For a given slope, increasing the width of the terrace increases the amount of both earthwork and fill. Narrow terraces are therefore cheaper than wide terraces. For terraces cultivated by hand or walking tractor, bench width of 2 to 5 m is feasible. For animal draft or four-wheel tractor cultivation, a minimum width of 3 or 4 m is desirable. It is not practical to excavate down into the subsoil or bedrock, because of both the increased cost of excavation and the lower fertility of the exposed subsoil on the inner edge of the terrace. This may be avoided by building a terrace and then putting the topsoil removed from the next terrace on it .
A variety of equipment is available for terrace construction. Terracing machines include the bulldozer, pan or rotary scraper, motor patrol, and elevating grader. Smaller equipment, such as moldboard and disk plows are suitable for slopes of less than 8%.

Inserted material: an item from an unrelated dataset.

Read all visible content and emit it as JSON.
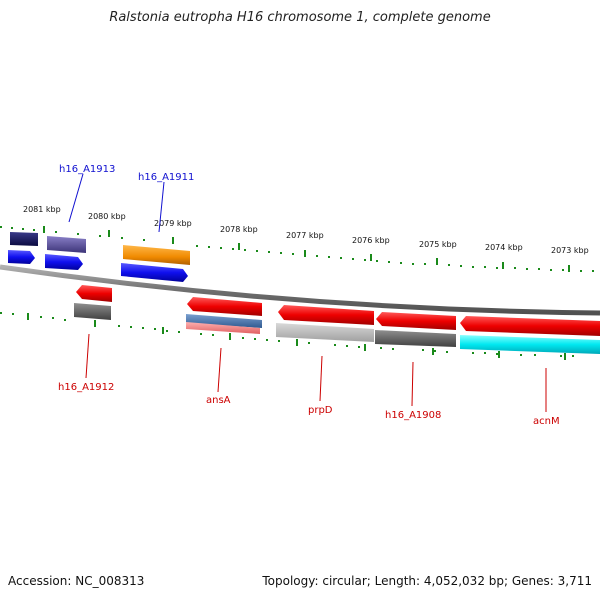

The rate of construction is affected chiefly by the following factors:
• crops and crop residues,
• degree of regularity of land slope,
• gullies and other obstructions,
• terrace cross section,
• experience and skill of the operator.
Proper maintenance plays an important role in the terrace conservation practices.
The procedures must not be expensive; normal farming operations usually will suffice. The work should be watched more carefully during the first years after construction because tillage tends to increase the base width of the terrace. Therefore, tillage practices such as stubble-mulch operations, disking and harrowing, and planting have to be performed parallel to the plow furrows.
On the whole, the main features required for terrace conservation are :
• A deep soil is required, both to provide sufficient soil moisture storage and to lessen the effect of cutting down during the construction process. Good permeability is required so that the contained runoff can be absorbed quickly.
• Smooth slopes are an advantage where mechanized farming can be made more convenient by constructing all of the terraces parallel to each other and of equal width.
• Precise leveling of the terrace is important to ensure uniform infiltration.
• If there is a risk that runoff from the catchment area will be greater than can be absorbed and stored on the terrace, there must be outlets at the end of the terrace.
• Typical ratios of catchment area to terrace area are from 1:1 to 2:1.